Chicago’s History 1900 – 1930

Chicago’s History 1900 – 1930

By 1900, Chicago, which already had more Scandinavians and Dutch than any other city in the United States, became the Nation’s largest Polish, Lithuanian, Bohemian, Croatian, and Greek settlement.

After a long battle the first Juvenile Court in the country was established, and it was soon adopted as a model by other cities. New parks and playgrounds were laid out to bring breathing space into crowded tenement areas. A comprehensive plan for the physical and cultural development of the city was drawn up by Daniel H. Burnham and presented to the city by the Commercial Club.

Although much of it was characterized by what Lewis Mumford later called “municipal cosmetic,” it was accepted by the city, and the Chicago Plan Commission, an advisory body formed in 1909, has used it with important modifications, to guide civic improvements since that time. Streets were widened and bridges were built to facilitate movement in the city, which had been growing at a rate of more than 500,000 each decade since 1880.

The World War found Chicago somewhat divided in counsel, for Mayor William Hale Thompson was vigorously opposed to American intervention. When the die was finally cast, however, Chicago contributed more than her quota to the armies in the field. The war greatly stimulated production in almost all local plants, particularly in the food-processing and metal industries, and incidentally created a grave new problem.

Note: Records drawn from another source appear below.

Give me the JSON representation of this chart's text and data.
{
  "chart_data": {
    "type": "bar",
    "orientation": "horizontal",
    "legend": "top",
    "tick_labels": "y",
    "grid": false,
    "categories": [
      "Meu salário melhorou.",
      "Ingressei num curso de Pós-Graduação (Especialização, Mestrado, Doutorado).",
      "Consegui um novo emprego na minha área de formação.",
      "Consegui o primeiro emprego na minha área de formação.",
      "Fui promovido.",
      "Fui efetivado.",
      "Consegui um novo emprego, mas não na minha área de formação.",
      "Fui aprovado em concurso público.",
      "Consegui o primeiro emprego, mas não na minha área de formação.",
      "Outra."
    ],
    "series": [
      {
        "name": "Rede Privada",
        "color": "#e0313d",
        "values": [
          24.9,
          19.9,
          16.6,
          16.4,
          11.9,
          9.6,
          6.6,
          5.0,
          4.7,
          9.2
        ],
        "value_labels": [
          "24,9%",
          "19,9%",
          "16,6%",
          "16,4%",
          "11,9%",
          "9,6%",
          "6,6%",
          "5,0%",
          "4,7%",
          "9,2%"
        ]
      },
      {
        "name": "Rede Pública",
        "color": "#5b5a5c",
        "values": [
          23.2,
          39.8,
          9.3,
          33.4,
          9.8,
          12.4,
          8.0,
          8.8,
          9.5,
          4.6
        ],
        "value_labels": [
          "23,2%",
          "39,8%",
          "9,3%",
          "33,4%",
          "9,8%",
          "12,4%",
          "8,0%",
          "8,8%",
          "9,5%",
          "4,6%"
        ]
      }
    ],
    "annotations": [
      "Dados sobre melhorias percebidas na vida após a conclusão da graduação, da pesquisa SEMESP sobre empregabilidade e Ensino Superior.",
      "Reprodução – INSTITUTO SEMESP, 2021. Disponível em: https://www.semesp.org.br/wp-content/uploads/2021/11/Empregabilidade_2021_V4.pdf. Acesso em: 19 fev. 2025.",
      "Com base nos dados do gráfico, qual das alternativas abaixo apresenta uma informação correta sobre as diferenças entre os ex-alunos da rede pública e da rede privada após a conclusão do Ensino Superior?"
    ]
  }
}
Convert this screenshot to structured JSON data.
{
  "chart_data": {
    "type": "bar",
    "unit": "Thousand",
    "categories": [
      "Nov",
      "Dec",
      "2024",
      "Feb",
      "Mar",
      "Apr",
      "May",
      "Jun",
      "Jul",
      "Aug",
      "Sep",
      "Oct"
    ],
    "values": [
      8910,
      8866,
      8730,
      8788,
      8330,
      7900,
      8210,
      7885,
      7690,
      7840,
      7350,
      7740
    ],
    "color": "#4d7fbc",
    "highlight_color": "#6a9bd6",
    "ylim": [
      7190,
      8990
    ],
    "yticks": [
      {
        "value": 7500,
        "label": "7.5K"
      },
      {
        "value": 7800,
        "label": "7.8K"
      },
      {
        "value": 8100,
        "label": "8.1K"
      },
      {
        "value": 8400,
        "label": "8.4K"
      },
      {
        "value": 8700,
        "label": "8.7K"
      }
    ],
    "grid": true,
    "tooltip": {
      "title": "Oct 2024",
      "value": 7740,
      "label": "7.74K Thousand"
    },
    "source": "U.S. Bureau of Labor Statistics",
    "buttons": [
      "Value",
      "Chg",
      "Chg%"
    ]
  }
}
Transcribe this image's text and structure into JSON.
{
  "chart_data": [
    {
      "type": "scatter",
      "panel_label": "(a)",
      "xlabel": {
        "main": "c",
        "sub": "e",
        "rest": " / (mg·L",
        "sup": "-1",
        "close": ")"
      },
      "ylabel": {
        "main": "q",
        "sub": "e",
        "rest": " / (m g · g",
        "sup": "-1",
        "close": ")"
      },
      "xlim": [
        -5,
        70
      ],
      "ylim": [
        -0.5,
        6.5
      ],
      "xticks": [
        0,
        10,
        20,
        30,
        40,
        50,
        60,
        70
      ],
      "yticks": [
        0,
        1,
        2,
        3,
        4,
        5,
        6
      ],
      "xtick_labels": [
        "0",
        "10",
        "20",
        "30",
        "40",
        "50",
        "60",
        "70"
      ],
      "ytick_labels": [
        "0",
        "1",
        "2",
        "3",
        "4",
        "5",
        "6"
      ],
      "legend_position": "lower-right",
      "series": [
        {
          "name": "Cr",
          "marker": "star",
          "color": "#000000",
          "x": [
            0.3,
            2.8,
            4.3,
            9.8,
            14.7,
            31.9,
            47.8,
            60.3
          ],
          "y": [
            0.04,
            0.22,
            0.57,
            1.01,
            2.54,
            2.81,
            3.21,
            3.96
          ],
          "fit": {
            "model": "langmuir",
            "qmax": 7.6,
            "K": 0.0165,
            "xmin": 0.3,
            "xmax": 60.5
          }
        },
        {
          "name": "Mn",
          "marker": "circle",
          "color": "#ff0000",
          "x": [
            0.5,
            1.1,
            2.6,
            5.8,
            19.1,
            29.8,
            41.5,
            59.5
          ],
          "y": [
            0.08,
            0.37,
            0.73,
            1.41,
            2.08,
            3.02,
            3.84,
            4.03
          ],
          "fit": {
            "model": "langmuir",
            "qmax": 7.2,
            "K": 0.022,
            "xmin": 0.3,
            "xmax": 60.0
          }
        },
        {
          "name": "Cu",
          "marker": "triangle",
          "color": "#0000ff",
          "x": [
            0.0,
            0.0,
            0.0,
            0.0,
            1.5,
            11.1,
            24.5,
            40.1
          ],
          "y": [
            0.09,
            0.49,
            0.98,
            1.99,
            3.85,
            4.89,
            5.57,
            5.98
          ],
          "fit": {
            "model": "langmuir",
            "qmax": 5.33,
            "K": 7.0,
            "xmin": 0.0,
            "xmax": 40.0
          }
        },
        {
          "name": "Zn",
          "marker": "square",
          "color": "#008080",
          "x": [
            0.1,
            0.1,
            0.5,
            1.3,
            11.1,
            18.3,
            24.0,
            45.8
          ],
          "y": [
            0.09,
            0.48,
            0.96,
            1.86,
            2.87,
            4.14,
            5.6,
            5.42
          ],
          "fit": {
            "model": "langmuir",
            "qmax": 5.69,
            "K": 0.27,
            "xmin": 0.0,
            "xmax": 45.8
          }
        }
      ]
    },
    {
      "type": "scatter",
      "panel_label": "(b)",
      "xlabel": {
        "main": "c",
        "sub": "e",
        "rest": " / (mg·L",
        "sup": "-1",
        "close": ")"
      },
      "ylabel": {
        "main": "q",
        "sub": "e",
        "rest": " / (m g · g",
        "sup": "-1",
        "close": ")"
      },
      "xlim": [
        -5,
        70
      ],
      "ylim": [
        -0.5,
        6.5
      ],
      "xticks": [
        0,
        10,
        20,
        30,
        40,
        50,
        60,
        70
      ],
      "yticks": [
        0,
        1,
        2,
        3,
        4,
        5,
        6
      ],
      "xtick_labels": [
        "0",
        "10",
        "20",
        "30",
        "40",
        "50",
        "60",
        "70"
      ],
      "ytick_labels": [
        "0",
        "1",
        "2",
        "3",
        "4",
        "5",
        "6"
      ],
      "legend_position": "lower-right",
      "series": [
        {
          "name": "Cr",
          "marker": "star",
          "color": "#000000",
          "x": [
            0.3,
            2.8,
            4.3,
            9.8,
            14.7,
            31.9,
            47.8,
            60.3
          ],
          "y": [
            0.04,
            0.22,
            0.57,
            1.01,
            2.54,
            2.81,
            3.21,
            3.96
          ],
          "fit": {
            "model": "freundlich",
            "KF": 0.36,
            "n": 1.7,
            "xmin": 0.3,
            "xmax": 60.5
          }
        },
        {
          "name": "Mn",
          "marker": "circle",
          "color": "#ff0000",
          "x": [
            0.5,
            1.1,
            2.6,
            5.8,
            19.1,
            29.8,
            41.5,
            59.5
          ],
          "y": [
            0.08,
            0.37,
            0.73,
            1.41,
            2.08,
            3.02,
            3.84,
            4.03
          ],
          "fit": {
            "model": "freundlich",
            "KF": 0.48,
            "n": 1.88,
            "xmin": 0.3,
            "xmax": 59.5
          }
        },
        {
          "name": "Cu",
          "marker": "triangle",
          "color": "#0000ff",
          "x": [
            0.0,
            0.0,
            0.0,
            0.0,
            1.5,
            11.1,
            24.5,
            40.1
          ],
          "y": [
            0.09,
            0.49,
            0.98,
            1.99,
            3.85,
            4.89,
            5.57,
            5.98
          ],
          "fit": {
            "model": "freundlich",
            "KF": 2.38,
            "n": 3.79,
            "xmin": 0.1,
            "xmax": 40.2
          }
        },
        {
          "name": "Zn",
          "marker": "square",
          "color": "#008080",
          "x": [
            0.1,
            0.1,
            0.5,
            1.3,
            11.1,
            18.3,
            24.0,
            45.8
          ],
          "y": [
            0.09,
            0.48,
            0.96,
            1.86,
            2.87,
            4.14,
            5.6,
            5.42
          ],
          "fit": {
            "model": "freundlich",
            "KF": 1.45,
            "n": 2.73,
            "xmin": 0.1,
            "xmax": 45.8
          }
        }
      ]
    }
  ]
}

Thousands of workers were drawn from the factories to the military training camps, and with immigration from Europe cut off, 65,000 Negroes poured in from the South to fill the demand for labor. Sporadic clashes occurred as the newcomers rapidly filled up the constricted Negro areas and spilled over into neighborhoods in which they “did not belong.”

In July 1919, an incident on a South Side beach precipitated five days of rioting which took a death toll of 22 Negroes and 16 whites; more than 500 persons were more or less seriously injured. A voluminous study of the psychological, social, and economic causes of the outbreak was made, but no effective steps were taken to improve conditions, which grew more acute as Negroes continued to move into the already overcrowded Black Belt.

During the fantastic 1920’s Chicago boomed as never before. By 1930 it had passed the 3,000,000 mark in population, and it was manufacturing or processing $4,000,000,000 of goods a year–meat and meat products, books and printed matter of all kinds, machinery, clothing, and steel leading among thousands of products. Within three years it expended $1,000,000,000 on new buildings, erecting more than go miles of them in one year. Field Museum, a massive marble pile, and the great oval of Soldier Field took form in Grant Park, extended and improved as “Chicago’s front yard.”

On the fringes of the city the chain of forest preserves expanded to approximately 30,000 acres of recreational areas. Downtown streets became deep canyons with sheer limestone walls as skyscrapers, one more aspiring than the other, shot up toward the heavens. The financial structures of the buildings and other enterprises soared to even dizzier heights, reaching an apogee in the huge inverted pyramid of public utility holdings assembled by Samuel Insull.

But with the lavish abandon of a booming frontier touched with a kind of Continental laissez faire, Chicagoans on the whole cared not about the financial soundness of these structures, nor about how the city was run. The traction muddle, the wasteful multiplicity of governmental units, the archaic taxing system–for each of these and other pressing problems solutions were offered, but were turned down by the electorate.

The chauvinistic clowning of Mayor William Hale Thompson (1915-23 and 1927-31) was climaxed by the emergence of the “wide open town.” The enormous trade in alcohol and beer, gambling and prostitution, and the various “rackets” preying on legitimate businesses moved smoothly; the conviction of a gangster was extremely rare. The blazing sub-machine guns and sawed-off shotguns that were heard around the world were employed by rival gangs in the battle for control of the business whose sales ran into scores of millions annually. Of the several combines resulting from this warfare, Alphonse Capone’s was the largest.

Although its effects were not immediately apparent, the knell of this gawdy period sounded with the stock market crash of 1929. Prices of commodities in which Chicago had a vital interest tumbled disastrously; the Insull utilities empire and other elaborate financial edifices collapsed with a roar, while the “underground” empire shriveled to a remnant after the removal of Capone for income tax evasion and later, the repeal of the eighteenth amendment. Unemployment spread in ever widening circles; teachers and other city employees endured long periods of payless pay days.

In the midst of the world-wide depression, Chicago courageously proceeded with plans for A Century of Progress Exposition, which opened in 1933 in a striking group of modern, plainly geometrical structures erected in newly-made Burnham Park and Northerly Island. Its central theme was applied science, and its exposition at the fair was guided by data furnished by the National Research Council. Hard times accounted in large part for the fact that the exposition was a financial disappointment in its first year, but Sally Rand and her fan dancers accomplished what applied science had failed to do, and the exposition closed in 1934 with a net profit, which was donated to participating cultural institutions, excluding Sally Rand.